Comunque sia, l’access prime time, e cioè il preserale che apre la strada al piatto forte della prima serata, registra una situazione negativa per quanto riguarda gli ascolti di Striscia la Notizia. La puntata di ieri sera, infatti, ha registrato un ascolto medio di appena 3,3 milioni di spettatori pari al 12,80% di share.
Il programma di Antonio Ricci è stato nettamente superato dal game show I soliti Ignoti di Amadeus, che nella stessa fascia oraria su Rai 1 ha totalizzato una media di oltre 4,5 milioni di affezionati, pari al 17,75%.
C’è chi attribuisce questo forte calo negli ascolti del tg satirico alla partita di serie A che avrebbe sottratto una fetta importante di telespettatori, ma gli ascolti di Striscia la Notizia avrebbero subito una frenata già da tempo.
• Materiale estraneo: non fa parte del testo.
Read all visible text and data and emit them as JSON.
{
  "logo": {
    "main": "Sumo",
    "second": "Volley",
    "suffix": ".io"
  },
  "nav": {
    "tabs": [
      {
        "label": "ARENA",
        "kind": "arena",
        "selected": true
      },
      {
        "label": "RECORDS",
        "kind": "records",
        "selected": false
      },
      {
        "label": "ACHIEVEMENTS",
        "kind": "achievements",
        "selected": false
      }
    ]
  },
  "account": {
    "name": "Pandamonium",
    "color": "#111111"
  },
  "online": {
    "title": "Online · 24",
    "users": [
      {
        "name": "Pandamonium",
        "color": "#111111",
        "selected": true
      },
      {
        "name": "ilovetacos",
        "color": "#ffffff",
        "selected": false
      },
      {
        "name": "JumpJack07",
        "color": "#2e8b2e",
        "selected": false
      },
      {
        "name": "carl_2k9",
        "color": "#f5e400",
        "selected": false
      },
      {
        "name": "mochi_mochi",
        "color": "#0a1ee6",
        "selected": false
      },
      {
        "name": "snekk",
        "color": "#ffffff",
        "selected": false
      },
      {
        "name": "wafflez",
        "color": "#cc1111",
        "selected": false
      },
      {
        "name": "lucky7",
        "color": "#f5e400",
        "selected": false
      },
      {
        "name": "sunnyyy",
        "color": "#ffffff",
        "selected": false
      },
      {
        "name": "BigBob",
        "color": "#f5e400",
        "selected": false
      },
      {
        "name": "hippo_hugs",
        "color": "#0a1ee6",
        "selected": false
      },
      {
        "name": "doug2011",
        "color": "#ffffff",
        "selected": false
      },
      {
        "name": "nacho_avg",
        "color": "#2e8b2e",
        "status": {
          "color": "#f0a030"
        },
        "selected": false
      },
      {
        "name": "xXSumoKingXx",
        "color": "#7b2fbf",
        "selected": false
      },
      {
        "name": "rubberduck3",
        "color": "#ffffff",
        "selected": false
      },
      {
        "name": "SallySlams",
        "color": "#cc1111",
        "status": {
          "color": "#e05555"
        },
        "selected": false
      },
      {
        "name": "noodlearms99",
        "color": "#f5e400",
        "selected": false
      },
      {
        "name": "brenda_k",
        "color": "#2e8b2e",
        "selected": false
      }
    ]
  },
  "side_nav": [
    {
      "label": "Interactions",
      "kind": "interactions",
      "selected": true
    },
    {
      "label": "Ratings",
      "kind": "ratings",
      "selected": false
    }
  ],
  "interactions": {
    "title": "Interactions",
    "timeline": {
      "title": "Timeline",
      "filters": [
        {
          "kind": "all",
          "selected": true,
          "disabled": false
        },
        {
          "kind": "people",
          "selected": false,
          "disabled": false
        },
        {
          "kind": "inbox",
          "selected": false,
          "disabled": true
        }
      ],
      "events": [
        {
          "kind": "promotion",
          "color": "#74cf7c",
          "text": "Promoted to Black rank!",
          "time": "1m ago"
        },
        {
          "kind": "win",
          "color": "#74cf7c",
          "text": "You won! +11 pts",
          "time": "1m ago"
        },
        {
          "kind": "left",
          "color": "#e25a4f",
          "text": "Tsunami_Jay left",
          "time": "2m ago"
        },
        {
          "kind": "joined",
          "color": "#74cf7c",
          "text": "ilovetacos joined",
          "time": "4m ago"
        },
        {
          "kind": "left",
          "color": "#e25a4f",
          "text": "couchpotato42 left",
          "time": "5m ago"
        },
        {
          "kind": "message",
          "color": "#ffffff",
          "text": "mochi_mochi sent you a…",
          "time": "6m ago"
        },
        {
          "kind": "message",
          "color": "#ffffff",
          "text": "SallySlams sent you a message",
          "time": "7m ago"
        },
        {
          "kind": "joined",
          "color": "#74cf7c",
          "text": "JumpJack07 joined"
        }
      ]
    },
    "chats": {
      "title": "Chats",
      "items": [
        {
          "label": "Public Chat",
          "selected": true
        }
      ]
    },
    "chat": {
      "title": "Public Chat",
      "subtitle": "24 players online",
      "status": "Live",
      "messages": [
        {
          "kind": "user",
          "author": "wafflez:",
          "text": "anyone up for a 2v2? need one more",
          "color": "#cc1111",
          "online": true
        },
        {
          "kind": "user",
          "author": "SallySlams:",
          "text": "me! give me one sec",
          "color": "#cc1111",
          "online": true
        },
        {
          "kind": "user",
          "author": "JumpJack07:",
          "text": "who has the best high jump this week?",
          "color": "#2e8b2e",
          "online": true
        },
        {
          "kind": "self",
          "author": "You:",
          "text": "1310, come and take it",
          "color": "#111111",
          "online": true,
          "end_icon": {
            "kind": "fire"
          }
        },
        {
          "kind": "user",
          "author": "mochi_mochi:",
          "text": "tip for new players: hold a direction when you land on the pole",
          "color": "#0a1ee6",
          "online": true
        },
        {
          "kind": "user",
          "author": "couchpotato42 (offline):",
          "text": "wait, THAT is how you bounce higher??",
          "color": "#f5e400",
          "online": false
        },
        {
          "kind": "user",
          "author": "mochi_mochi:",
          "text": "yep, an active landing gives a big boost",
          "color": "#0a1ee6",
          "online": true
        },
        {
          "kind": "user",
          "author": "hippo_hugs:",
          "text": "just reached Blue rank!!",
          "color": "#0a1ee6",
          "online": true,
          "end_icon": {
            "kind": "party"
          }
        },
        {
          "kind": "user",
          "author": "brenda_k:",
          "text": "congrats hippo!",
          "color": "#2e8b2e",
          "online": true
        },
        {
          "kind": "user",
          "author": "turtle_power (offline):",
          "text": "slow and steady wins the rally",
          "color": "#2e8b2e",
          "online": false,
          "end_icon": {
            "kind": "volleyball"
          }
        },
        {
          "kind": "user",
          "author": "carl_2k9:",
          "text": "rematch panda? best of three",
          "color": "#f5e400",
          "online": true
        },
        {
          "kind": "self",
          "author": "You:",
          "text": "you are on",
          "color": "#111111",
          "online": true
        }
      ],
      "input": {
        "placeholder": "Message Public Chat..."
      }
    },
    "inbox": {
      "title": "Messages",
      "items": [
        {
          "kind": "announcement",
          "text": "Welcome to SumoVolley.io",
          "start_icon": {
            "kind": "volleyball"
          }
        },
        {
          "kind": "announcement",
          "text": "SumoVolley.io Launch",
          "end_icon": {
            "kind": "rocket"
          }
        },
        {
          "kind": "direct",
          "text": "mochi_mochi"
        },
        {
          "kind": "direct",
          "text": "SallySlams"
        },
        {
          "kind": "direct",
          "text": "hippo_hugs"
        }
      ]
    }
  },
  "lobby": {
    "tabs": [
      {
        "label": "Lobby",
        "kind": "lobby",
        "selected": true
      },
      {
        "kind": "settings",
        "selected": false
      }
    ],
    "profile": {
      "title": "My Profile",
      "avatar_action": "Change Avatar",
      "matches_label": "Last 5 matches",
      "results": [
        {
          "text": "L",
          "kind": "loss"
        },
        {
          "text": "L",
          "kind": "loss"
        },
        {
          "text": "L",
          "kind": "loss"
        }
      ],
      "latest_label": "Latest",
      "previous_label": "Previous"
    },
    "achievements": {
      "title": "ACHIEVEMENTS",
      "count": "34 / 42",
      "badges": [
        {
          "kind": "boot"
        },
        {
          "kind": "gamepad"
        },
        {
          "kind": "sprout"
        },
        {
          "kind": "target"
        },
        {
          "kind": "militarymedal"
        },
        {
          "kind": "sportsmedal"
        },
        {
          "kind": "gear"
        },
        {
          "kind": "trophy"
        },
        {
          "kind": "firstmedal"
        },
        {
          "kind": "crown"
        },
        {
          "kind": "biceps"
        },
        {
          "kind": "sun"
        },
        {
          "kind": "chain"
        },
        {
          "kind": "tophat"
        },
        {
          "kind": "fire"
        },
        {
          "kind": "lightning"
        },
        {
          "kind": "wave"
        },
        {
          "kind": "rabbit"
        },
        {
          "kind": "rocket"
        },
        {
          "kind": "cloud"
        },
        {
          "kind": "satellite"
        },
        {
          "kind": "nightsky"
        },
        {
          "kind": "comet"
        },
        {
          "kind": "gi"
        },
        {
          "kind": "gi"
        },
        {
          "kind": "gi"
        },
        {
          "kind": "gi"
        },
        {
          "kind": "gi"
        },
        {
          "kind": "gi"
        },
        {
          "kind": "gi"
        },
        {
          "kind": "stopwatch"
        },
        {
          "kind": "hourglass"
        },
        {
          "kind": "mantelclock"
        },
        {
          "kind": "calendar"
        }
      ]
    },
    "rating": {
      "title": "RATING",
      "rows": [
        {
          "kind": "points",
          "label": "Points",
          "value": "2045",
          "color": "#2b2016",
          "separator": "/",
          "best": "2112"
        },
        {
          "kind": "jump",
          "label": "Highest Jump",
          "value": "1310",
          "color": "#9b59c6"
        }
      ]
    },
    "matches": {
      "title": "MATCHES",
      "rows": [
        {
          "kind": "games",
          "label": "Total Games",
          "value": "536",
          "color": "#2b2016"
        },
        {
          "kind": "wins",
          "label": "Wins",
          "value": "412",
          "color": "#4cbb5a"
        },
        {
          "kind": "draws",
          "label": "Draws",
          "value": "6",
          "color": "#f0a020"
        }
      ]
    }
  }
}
Il motivo? Per molti la mancanza di novità e di servizi accattivanti.
Ecco le reazioni del web:
La sera precedente, Striscia la Notizia ha registrato una media di 3.948.000 spettatori con uno share del 15.2%, mentre il competitor su Rai 1 I Soliti Ignoti ha ottenuto 4.804.000 spettatori con il 18.6%.
Ascolti inferiori alla media stagionale degli anni scorsi: 4.420.000 di telespettatori per una media di share del 17,53% nella stagione 2019-2020; 4.684.000 di telespettatori con uno share del 18,30% nella stagione 2018-2019; 4.774.000 di affezionati per una media di ascolti del 18,65% nella stagione 2017-2018.
Insomma, un trend in calo che conferma la perdita di tono nel programma di Canale 5, che secondo molti avrebbe bisogno di uno svecchiamento, di una durata inferiore e di novità.